Los llamados pokebros o exinversores de criptomonedas han desembarcado en One Piece con la entrada de grandes capitales. Hay cartas que han superado los 20.000 dólares. Eso sí, los precios de muchas cartas individuales que se habían disparado de forma absurda han comenzado a corregirse y bajar a niveles más terrenales. La burbuja extrema se ha suavizado.

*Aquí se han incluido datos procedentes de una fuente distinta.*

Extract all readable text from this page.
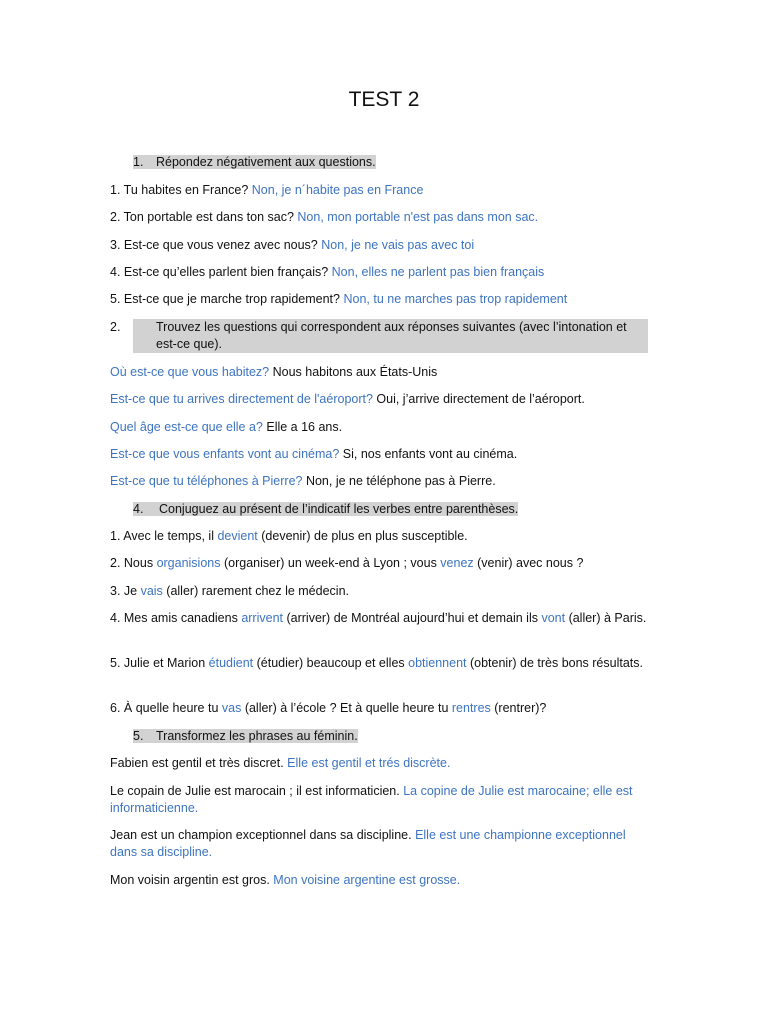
TEST 2
1. Répondez négativement aux questions.
1. Tu habites en France? Non, je n´habite pas en France
2. Ton portable est dans ton sac? Non, mon portable n'est pas dans mon sac.
3. Est-ce que vous venez avec nous? Non, je ne vais pas avec toi
4. Est-ce qu’elles parlent bien français? Non, elles ne parlent pas bien français
5. Est-ce que je marche trop rapidement? Non, tu ne marches pas trop rapidement
2.	Trouvez les questions qui correspondent aux réponses suivantes (avec l’intonation et est-ce que).
Où est-ce que vous habitez? Nous habitons aux États-Unis
Est-ce que tu arrives directement de l'aéroport? Oui, j’arrive directement de l’aéroport.
Quel âge est-ce que elle a? Elle a 16 ans.
Est-ce que vous enfants vont au cinéma? Si, nos enfants vont au cinéma.
Est-ce que tu téléphones à Pierre? Non, je ne téléphone pas à Pierre.
4. Conjuguez au présent de l’indicatif les verbes entre parenthèses.
1. Avec le temps, il devient (devenir) de plus en plus susceptible.
2. Nous organisions (organiser) un week-end à Lyon ; vous venez (venir) avec nous ?
3. Je vais (aller) rarement chez le médecin.
4. Mes amis canadiens arrivent (arriver) de Montréal aujourd’hui et demain ils vont (aller) à Paris.
5. Julie et Marion étudient (étudier) beaucoup et elles obtiennent (obtenir) de très bons résultats.
6. À quelle heure tu vas (aller) à l’école ? Et à quelle heure tu rentres (rentrer)?
5. Transformez les phrases au féminin.
Fabien est gentil et très discret. Elle est gentil et trés discrète.
Le copain de Julie est marocain ; il est informaticien. La copine de Julie est marocaine; elle est informaticienne.
Jean est un champion exceptionnel dans sa discipline. Elle est une championne exceptionnel dans sa discipline.
Mon voisin argentin est gros. Mon voisine argentine est grosse.
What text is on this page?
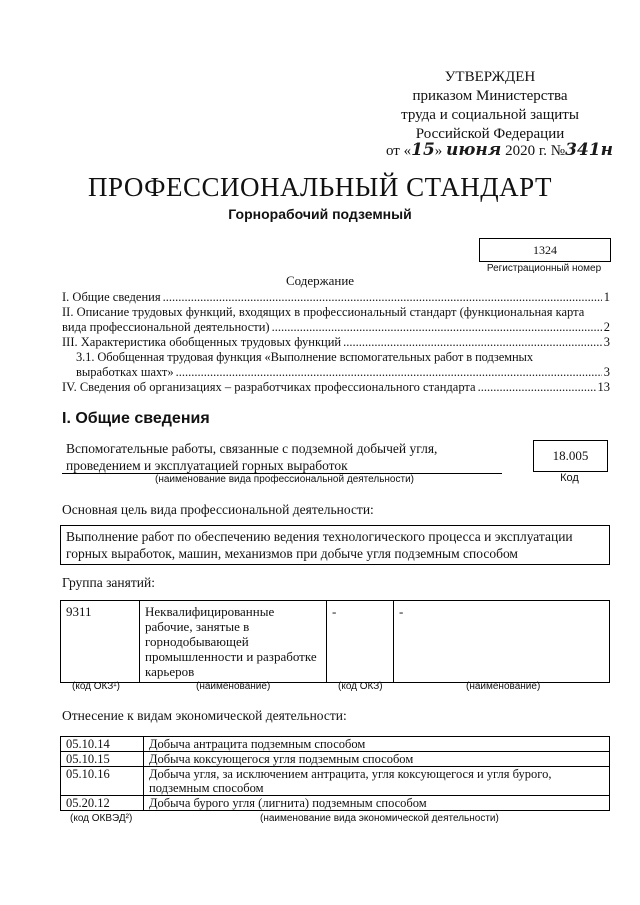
УТВЕРЖДЕН
приказом Министерства
труда и социальной защиты
Российской Федерации
от «15» июня 2020 г. №341н
ПРОФЕССИОНАЛЬНЫЙ СТАНДАРТ
Горнорабочий подземный
1324
Регистрационный номер
Содержание
I. Общие сведения .....	1
II. Описание трудовых функций, входящих в профессиональный стандарт (функциональная карта
вида профессиональной деятельности) .....	2
III. Характеристика обобщенных трудовых функций .....	3
3.1. Обобщенная трудовая функция «Выполнение вспомогательных работ в подземных
выработках шахт» .....	3
IV. Сведения об организациях – разработчиках профессионального стандарта .....	13
I. Общие сведения
Вспомогательные работы, связанные с подземной добычей угля,
проведением и эксплуатацией горных выработок
(наименование вида профессиональной деятельности)
18.005
Код
Основная цель вида профессиональной деятельности:
Выполнение работ по обеспечению ведения технологического процесса и эксплуатации горных выработок, машин, механизмов при добыче угля подземным способом
Группа занятий:
9311	Неквалифицированные рабочие, занятые в горнодобывающей промышленности и разработке карьеров	-	-
(код ОКЗ¹)	(наименование)	(код ОКЗ)	(наименование)
Отнесение к видам экономической деятельности:
05.10.14	Добыча антрацита подземным способом
05.10.15	Добыча коксующегося угля подземным способом
05.10.16	Добыча угля, за исключением антрацита, угля коксующегося и угля бурого, подземным способом
05.20.12	Добыча бурого угля (лигнита) подземным способом
(код ОКВЭД²)	(наименование вида экономической деятельности)
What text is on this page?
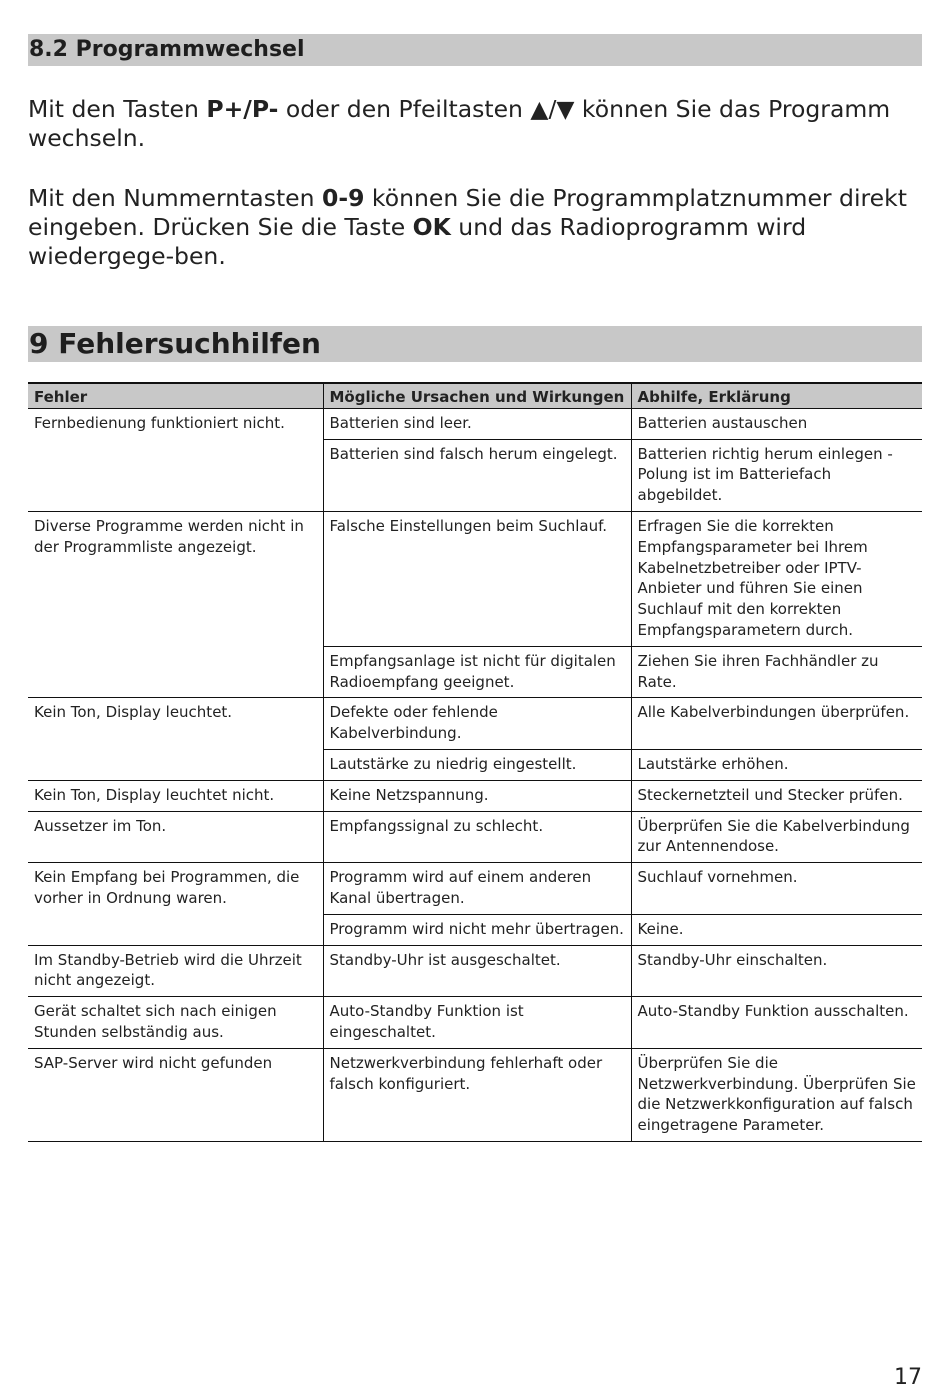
8.2 Programmwechsel

Mit den Tasten P+/P- oder den Pfeiltasten ▲/▼ können Sie das Programm wechseln.

Mit den Nummerntasten 0-9 können Sie die Programmplatznummer direkt eingeben. Drücken Sie die Taste OK und das Radioprogramm wird wiedergege-ben.

9 Fehlersuchhilfen
Fehler	Mögliche Ursachen und Wirkungen	Abhilfe, Erklärung
Fernbedienung funktioniert nicht.	Batterien sind leer.	Batterien austauschen
	Batterien sind falsch herum eingelegt.	Batterien richtig herum einlegen - Polung ist im Batteriefach abgebildet.
Diverse Programme werden nicht in der Programmliste angezeigt.	Falsche Einstellungen beim Suchlauf.	Erfragen Sie die korrekten Empfangsparameter bei Ihrem Kabelnetzbetreiber oder IPTV-Anbieter und führen Sie einen Suchlauf mit den korrekten Empfangsparametern durch.
	Empfangsanlage ist nicht für digitalen Radioempfang geeignet.	Ziehen Sie ihren Fachhändler zu Rate.
Kein Ton, Display leuchtet.	Defekte oder fehlende Kabelverbindung.	Alle Kabelverbindungen überprüfen.
	Lautstärke zu niedrig eingestellt.	Lautstärke erhöhen.
Kein Ton, Display leuchtet nicht.	Keine Netzspannung.	Steckernetzteil und Stecker prüfen.
Aussetzer im Ton.	Empfangssignal zu schlecht.	Überprüfen Sie die Kabelverbindung zur Antennendose.
Kein Empfang bei Programmen, die vorher in Ordnung waren.	Programm wird auf einem anderen Kanal übertragen.	Suchlauf vornehmen.
	Programm wird nicht mehr übertragen.	Keine.
Im Standby-Betrieb wird die Uhrzeit nicht angezeigt.	Standby-Uhr ist ausgeschaltet.	Standby-Uhr einschalten.
Gerät schaltet sich nach einigen Stunden selbständig aus.	Auto-Standby Funktion ist eingeschaltet.	Auto-Standby Funktion ausschalten.
SAP-Server wird nicht gefunden	Netzwerkverbindung fehlerhaft oder falsch konfiguriert.	Überprüfen Sie die Netzwerkverbindung. Überprüfen Sie die Netzwerkkonfiguration auf falsch eingetragene Parameter.
17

"No creo que el coleccionismo de cartas sea una burbuja destinada a desaparecer. Hoy en día, Pokémon, One Piece y otros TCG se han convertido en verdaderos fenómenos culturales globales. Siguen llegando nuevas generaciones de aficionados, mientras que los adultos mantienen vivas la nostalgia y el coleccionismo", nos cuenta el experto Francesco Assentato, de Pokecard Shop Fantasía.
¿Qué diferencias podemos ver entre el TCG de Pokémon y el de One Piece? Francesco nos aclara algunas dudas desde el punto de vista del mercado: "Pokémon representa hoy en día el mercado más sólido y estructurado de coleccionables modernos. Atrae a un público diverso, desde niños hasta adultos que crecieron con la marca. Esto permite que el mercado mantenga una gran estabilidad a lo largo del tiempo, especialmente en lo que respecta a productos sellados, cartas raras y clasificaciones. One Piece, por otro lado, es un fenómeno más reciente, pero ha experimentado un crecimiento impresionante. Cuenta con una base de seguidores muy apasionada y competitiva, y en los últimos años ha atraído a muchos nuevos coleccionistas".
La cuestión ahora es si One Piece podrá aguantar el tirón o si será una moda que no superará a Pokémon. "La principal diferencia radica en que Pokémon tiene una larga trayectoria y un enorme reconocimiento mundial, mientras que One Piece está experimentando una expansión muy rápida, impulsada tanto por el anime como por los videojuegos competitivos. En las tiendas, observo que Pokémon se compra tanto como inversión como por nostalgia, mientras que One Piece suele vivirse con mayor entusiasmo inmediato y una fuerte participación de la comunidad", sentencia Francesco.
Lo que está claro es que a día de hoy es complicado encontrar material de Pokémon, pero lo es aún más de One Piece. Según informan los distribuidores, One Piece desaparece en segundos y tienes que pedirlo con tiempo de margen. Además no hay tantos reprints como con Pokémon.